【第93回】[マレーシア×政治]マレーシア総選挙の日程が確定、注目される若い有権者たち

元外交官 × エコノミスト 川端 隆史のアジア新機軸

第15回マレーシア総選挙が2022年11月19日に確定し、222の下院議席が争われる。前回選挙から約4年半ぶりとなる。2018年総選挙では同国史上初の政権交代が起こり、マレーシア政治をみるポイントは大きく変化した。

過去は、統一マレー国民組織(UMNO: United Malays National Organization)を中心として、各民族や地方を基盤とする10以上の政党が連合を形成していた国民戦線(BN: Barisan Nasional)が、議席全体の3分2から約8割を獲得し続けていた。

マレーシアウォッチャー的には様々な論点があるものの、大雑把には、政権党BNに対して、野党が個別に、時には連合を組んで戦うが、なかなか勝てないという状況が続いていた。しかし、2018年総選挙を起点としてガラッと変わった。

今回は、複数の政党連合を中心に選挙戦が行われる。政府・与党はBNが41議席、国民同盟(PN: Pakatan Nasional)が47議席、サラワク政党連合(GPS: Gabungan Parti Sarawak)が19議席と、3つの政党連合が中心となっている。

BNの中核は、イスマイルサブリ首相が所属するマレー系のUMNOである。PNは、ムヒディン前首相が率いるマレー系政党のマレーシア統一プリブミ(PPBM: Parti Pribumi Bersatu Malaysia)や老舗のイスラム党などで構成されている政党連合である。その他の政党も加えて、連合与党は222議席中116議席を有して、かろうじて政権を運営している状況である。そのため、小規模政党がキングメーカーとなる可能性もある。

これに対し、野党は90議席の希望連合(PH: Pakatan Harapan)が中心だ。最大政党は華人系やインド系を中心とした民主行動党(DAP: Democratic Action Party)が42議席、マレー系中心ではあるが多民族政党で36議席を持つ人民正義党(PKR)が主な勢力である。97歳で出馬表明をしたマハティール元首相は、紆余曲折があり、新党を立ち上げて祖国闘士党(Pejuang)という小政党に所属している。

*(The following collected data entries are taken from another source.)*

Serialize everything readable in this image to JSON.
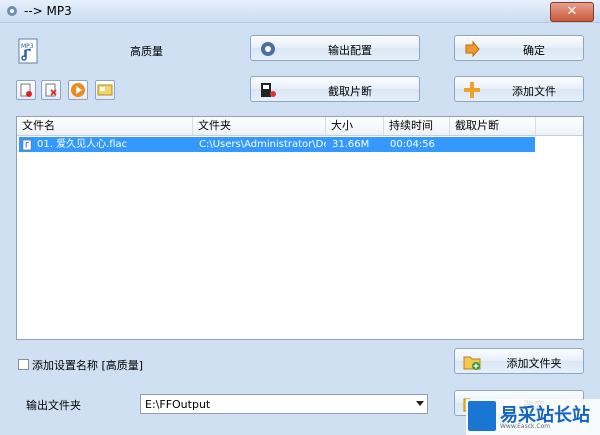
{
  "window": {
    "title": "--> MP3"
  },
  "preset": {
    "label": "高质量"
  },
  "buttons": {
    "output_config": "输出配置",
    "confirm": "确定",
    "clip": "截取片断",
    "add_file": "添加文件",
    "add_folder": "添加文件夹",
    "partial_bottom": "改变"
  },
  "table": {
    "headers": [
      "文件名",
      "文件夹",
      "大小",
      "持续时间",
      "截取片断"
    ],
    "rows": [
      [
        "01. 爱久见人心.flac",
        "C:\\Users\\Administrator\\Des...",
        "31.66M",
        "00:04:56",
        ""
      ]
    ]
  },
  "options": {
    "add_setting_name": "添加设置名称 [高质量]",
    "checked": false
  },
  "output": {
    "label": "输出文件夹",
    "value": "E:\\FFOutput"
  },
  "watermark": {
    "text": "易采站长站",
    "sub": "Www.Easck.Com"
  },
  "colors": {
    "selection": "#3399ff",
    "window_bg": "#cfe0f3",
    "close": "#c75a3a"
  }
}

今回の総選挙は与党連合の勝利と見る向きが強いが、過去に比べるとプレーヤーが小規模かつ複数のため、予見しがたい部分もある。与党の中ではPPBMが苦戦するとみられている。連合野党は求心力の低下が見られ、以前から考え方に溝のあるDAPとPKRが円滑に連携できるか不安要素がある。

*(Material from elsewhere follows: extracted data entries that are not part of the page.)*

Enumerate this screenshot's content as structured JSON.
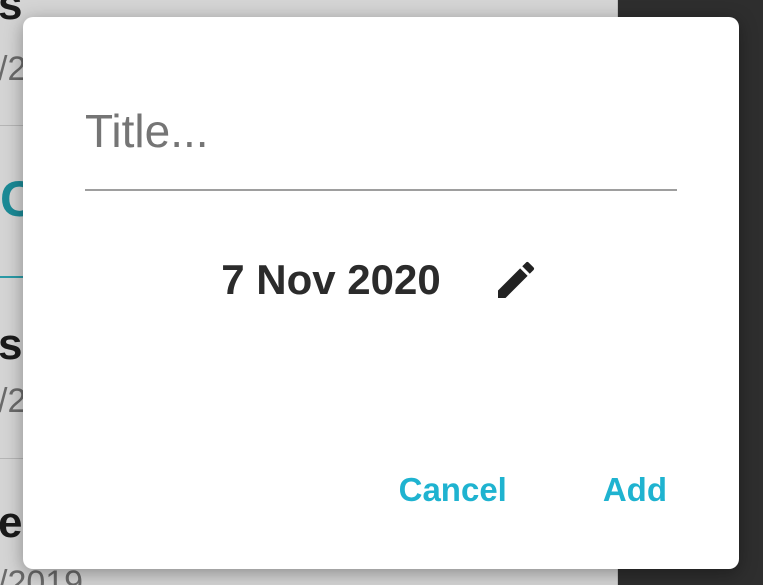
{
  "background": {
    "items": [
      {
        "title": "s",
        "subtitle": "/2"
      },
      {
        "title": "s",
        "subtitle": "/2"
      },
      {
        "title": "e",
        "subtitle": "/2019"
      }
    ],
    "accent_char": "C",
    "accent_color": "#1b8a96"
  },
  "dialog": {
    "title_placeholder": "Title...",
    "title_value": "",
    "date": "7 Nov 2020",
    "edit_icon": "pencil-icon",
    "cancel_label": "Cancel",
    "add_label": "Add",
    "accent_color": "#1fb3d0"
  }
}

また、投票年齢引き下げの影響も注目される。前回までは21歳以上で有権者として登録した国民が投票できたが、2019年の憲法改正によって18歳以上の国民が自動的に有権者登録されるようになった。有権者が約780万人も増え、人口3300万人規模のマレーシアにとって大きい。若年層の投票行動も選挙結果を左右しそうだ。

マレーシア下院勢力

出所)マレーシア下院ホームページ、各種報道より筆者作成。写真はWikimediaCommonsより転載


*2022年10月24日脱稿

プロフィール

川端 隆史 かわばたたかし

クロールアソシエイツ・シンガポール シニアバイスプレジデント

外交官×エコノミストの経験を活かし、現地・現場主義にこだわった情報発信が特徴。主な研究テーマは東南アジアや新興国を軸としたマクロ政治経済、財閥ビジネスのグローバル化、医療・ヘルスケア・ビューティー産業、スタートアップエコシステム、ソーシャルメディア事情、危機管理など。

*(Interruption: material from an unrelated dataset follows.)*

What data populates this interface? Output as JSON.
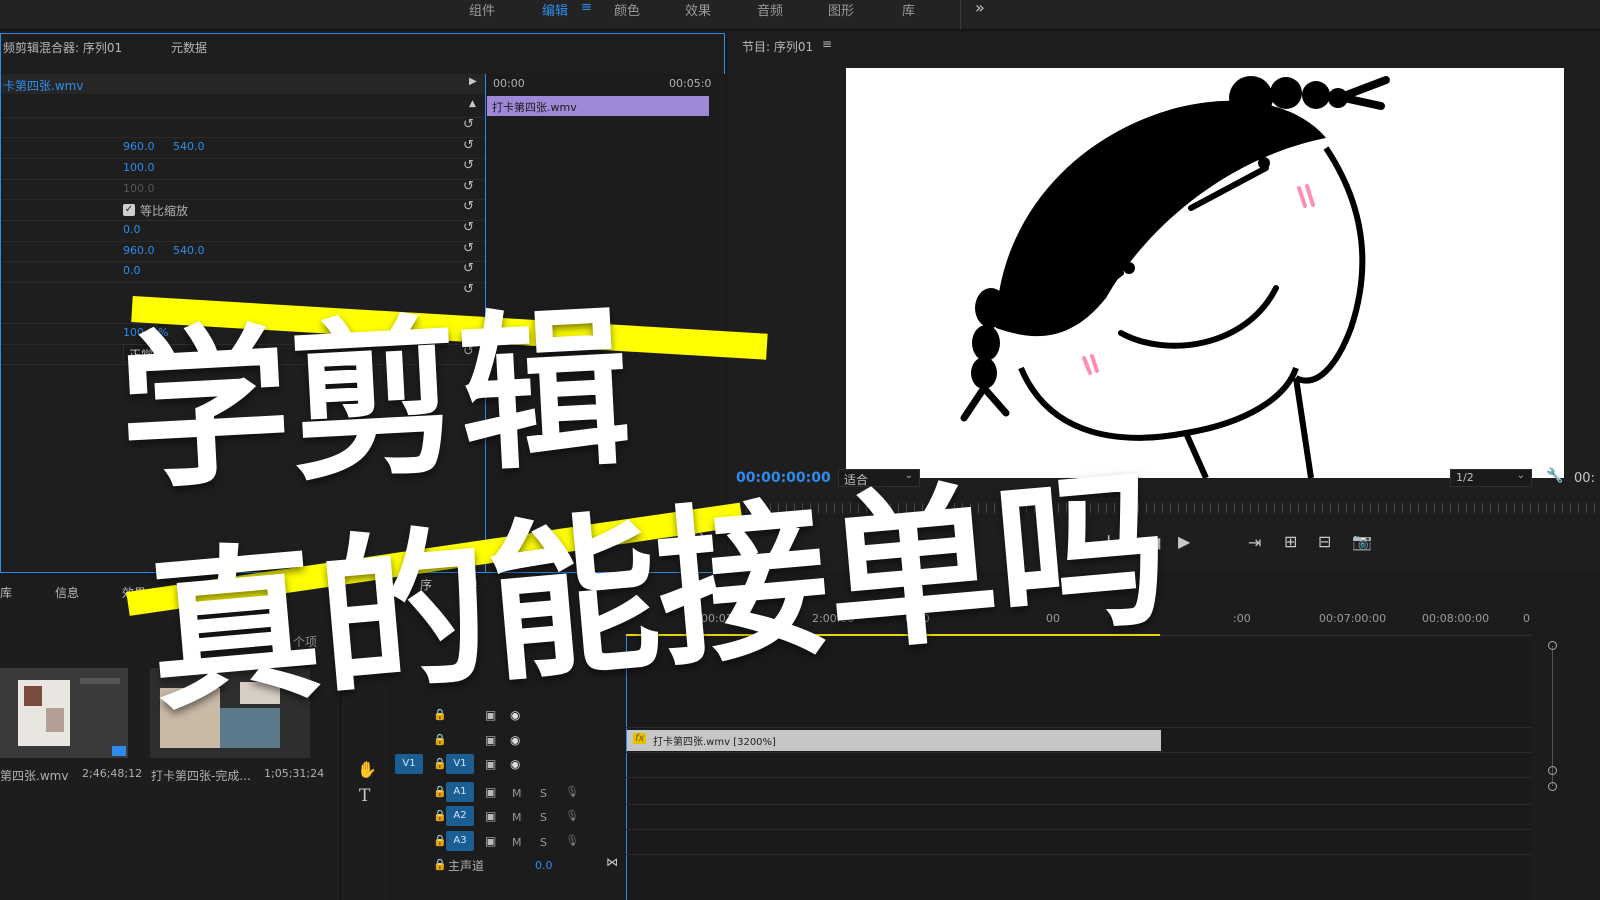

1999年に東京外国語大学東南アジア課程を卒業後、外務省で在マレーシア日本国大使館や国際情報統括官組織等に勤務し、東南アジア情勢の分析を中心に外交実務を担当。2010年、SMBC日興証券に転じ、金融経済調査部ASEAN担当シニアエコノミストとして国内外の機関投資家、事業会社への情報提供に従事。

2015年、ユーザベースグループのNewsPicks編集部に参画し、2016年からユーザベースのシンガポール拠点に出向、チーフアジアエコノミスト。2020年12月より現職。

共著書に「東南アジア文化事典」(2019年、丸善出版)、「ポスト・マハティール時代のマレーシア-政治と経済はどうかわったか」(2018年、アジア経済研究所)、「東南アジアのイスラーム」(2012年、東京外国語大学出版会)、「マハティール政権下のマレーシア-イスラーム先進国を目指した22年」(2006年、アジア経済研究所)。

東京外国語大学アジアアフリカ言語文化研究所共同研究員、同志社大学委嘱研究員を兼務。栃木県足利市出身。